IL RUOLO DI MARIO DRAGHI – E del resto anche il presidente della Bce, Mario Draghi, ha garantito che l’Eurotower resta “pronta ad agire” per mantenere la stabilità dei prezzi e che i tassi d’interesse rimarranno sui livelli attuali o ancora più bassi per un prolungato periodo di tempo. Gli occhi sono tutti puntati sul prossimo meeting della banca centrale europea (giovedì 3 aprile). Molti analisti si aspettano che giovedì la Bce non faccia nulla.
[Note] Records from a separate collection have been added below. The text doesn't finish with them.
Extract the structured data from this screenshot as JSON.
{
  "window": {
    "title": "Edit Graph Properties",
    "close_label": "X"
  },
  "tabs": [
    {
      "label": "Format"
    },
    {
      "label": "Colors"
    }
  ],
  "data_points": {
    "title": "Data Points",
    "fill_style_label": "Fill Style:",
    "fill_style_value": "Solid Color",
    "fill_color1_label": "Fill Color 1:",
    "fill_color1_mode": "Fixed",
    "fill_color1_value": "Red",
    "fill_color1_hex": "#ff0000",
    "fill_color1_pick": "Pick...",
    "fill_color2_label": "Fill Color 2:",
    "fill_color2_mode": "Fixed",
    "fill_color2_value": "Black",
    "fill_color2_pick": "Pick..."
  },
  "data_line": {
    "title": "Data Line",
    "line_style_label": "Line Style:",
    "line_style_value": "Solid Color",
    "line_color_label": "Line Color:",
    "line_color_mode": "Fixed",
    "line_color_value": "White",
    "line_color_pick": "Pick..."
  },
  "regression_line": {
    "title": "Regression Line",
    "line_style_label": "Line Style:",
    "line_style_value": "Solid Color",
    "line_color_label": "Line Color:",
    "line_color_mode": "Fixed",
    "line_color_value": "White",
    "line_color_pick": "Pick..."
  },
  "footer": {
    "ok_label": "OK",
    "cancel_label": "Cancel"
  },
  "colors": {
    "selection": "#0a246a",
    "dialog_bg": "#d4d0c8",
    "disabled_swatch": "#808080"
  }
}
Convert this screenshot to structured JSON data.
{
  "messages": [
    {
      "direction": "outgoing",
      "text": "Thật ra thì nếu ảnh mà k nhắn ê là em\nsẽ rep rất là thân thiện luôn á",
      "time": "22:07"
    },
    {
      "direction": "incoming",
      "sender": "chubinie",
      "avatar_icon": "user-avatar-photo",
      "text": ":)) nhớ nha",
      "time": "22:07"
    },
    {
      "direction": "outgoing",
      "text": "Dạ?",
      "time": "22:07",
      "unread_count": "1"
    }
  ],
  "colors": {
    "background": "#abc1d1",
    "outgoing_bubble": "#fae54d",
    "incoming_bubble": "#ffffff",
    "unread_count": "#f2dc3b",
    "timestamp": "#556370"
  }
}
In fondo, l’inflazione di marzo è stata alterata – ricorda Marco Valli di Unicredit in una nota – da diversi fattori temporanei. Tra questi la Pasqua, che quest’anno cade di aprile e non a marzo come nel 2013, e un limitato rimbalzo dei prezzi, dopo i saldi, in Francia. Ad aprile, quando oltretutto i prezzi dell’energia risulteranno in crescita rispetto ai cali del 2013 (un base effect tutto statistico che da favorevole si trasformerà in sfavorevole), l’inflazione potrebbe riprendersi leggermente; e la Bce potrebbe voler aspettare per capire meglio le tendenze di fondo della dinamica dei prezzi.